Aprirà il sipario martedì 17 alle 21  “Figlia di una vestaglia blu”, il romanzo in cui la scrittrice Simona Baldanzi intreccia la memoria legata al duro lavoro della madre con la vita, una storia legata al movimento operaio.

Si andrà, poi, a Prato il 20 e il 21 dove si metterà in scena “Stracci”: non si tratta di un documentario né di una storia vera, ma rispecchia l’esigenza di fare i conti con il lavoro, anche quello duro. Si prosegue con “Cent’anni” presentato da l’Arca Azzurra sulla storia di una famiglia di mezzadri toscani attraverso un secolo di storia, grazie anche alla raccolta di testimonianze. Poi il Teatro dell’Elce, il 3 e 4 marzo, presenta “Cinquanta”, la fotografia dell’Italia del boom economico. Fino alla “Fabbrica delle donne” ( 6 e 7 marzo ) che racconta Iaq prima notte dopo la chiusura dello stabilimento di Arezzo.

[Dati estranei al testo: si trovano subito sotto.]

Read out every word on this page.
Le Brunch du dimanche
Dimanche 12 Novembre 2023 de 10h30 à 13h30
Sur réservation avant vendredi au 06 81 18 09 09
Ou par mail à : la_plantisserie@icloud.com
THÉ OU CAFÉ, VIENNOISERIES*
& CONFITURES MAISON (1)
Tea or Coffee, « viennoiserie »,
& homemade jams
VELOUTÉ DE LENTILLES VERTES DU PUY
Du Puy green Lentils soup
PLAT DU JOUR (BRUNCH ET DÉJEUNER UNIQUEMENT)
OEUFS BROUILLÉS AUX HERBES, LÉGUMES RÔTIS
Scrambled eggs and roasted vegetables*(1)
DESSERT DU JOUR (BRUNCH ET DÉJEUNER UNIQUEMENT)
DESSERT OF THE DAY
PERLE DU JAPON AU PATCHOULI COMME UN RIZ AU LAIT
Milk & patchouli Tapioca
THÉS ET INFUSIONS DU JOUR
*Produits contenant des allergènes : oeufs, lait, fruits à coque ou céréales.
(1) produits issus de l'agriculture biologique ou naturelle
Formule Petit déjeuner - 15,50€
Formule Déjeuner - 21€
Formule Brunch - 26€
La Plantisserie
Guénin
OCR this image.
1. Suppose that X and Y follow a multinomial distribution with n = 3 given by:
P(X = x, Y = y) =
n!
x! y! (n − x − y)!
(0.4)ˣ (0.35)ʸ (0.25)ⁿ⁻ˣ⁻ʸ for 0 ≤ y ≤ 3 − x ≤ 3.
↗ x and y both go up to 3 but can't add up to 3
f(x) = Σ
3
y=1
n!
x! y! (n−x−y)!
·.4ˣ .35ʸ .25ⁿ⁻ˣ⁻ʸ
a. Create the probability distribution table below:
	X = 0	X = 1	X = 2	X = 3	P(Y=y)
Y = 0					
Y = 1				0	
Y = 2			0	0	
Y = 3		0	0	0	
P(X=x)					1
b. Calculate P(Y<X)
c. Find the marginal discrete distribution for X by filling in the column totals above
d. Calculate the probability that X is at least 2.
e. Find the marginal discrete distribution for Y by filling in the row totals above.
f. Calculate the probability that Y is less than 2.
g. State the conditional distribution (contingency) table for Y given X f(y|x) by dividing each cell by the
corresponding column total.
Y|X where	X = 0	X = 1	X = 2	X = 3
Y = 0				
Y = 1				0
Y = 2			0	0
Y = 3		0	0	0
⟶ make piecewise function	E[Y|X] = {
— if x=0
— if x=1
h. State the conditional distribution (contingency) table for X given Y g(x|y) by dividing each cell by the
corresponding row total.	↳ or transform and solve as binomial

Gli spettacoli della rassegna sono stati presentati stamani in Palazzo Vecchio dall’assessore alla cultura Eugenio Giani insieme ad Angelo Savelli della compagnia Pupi e Fresedde, al presidente dell’Sms di Rifredi Giovanna Malgeri, al segretario Cgil Firenze Mauro Fuso ed alcuni attori.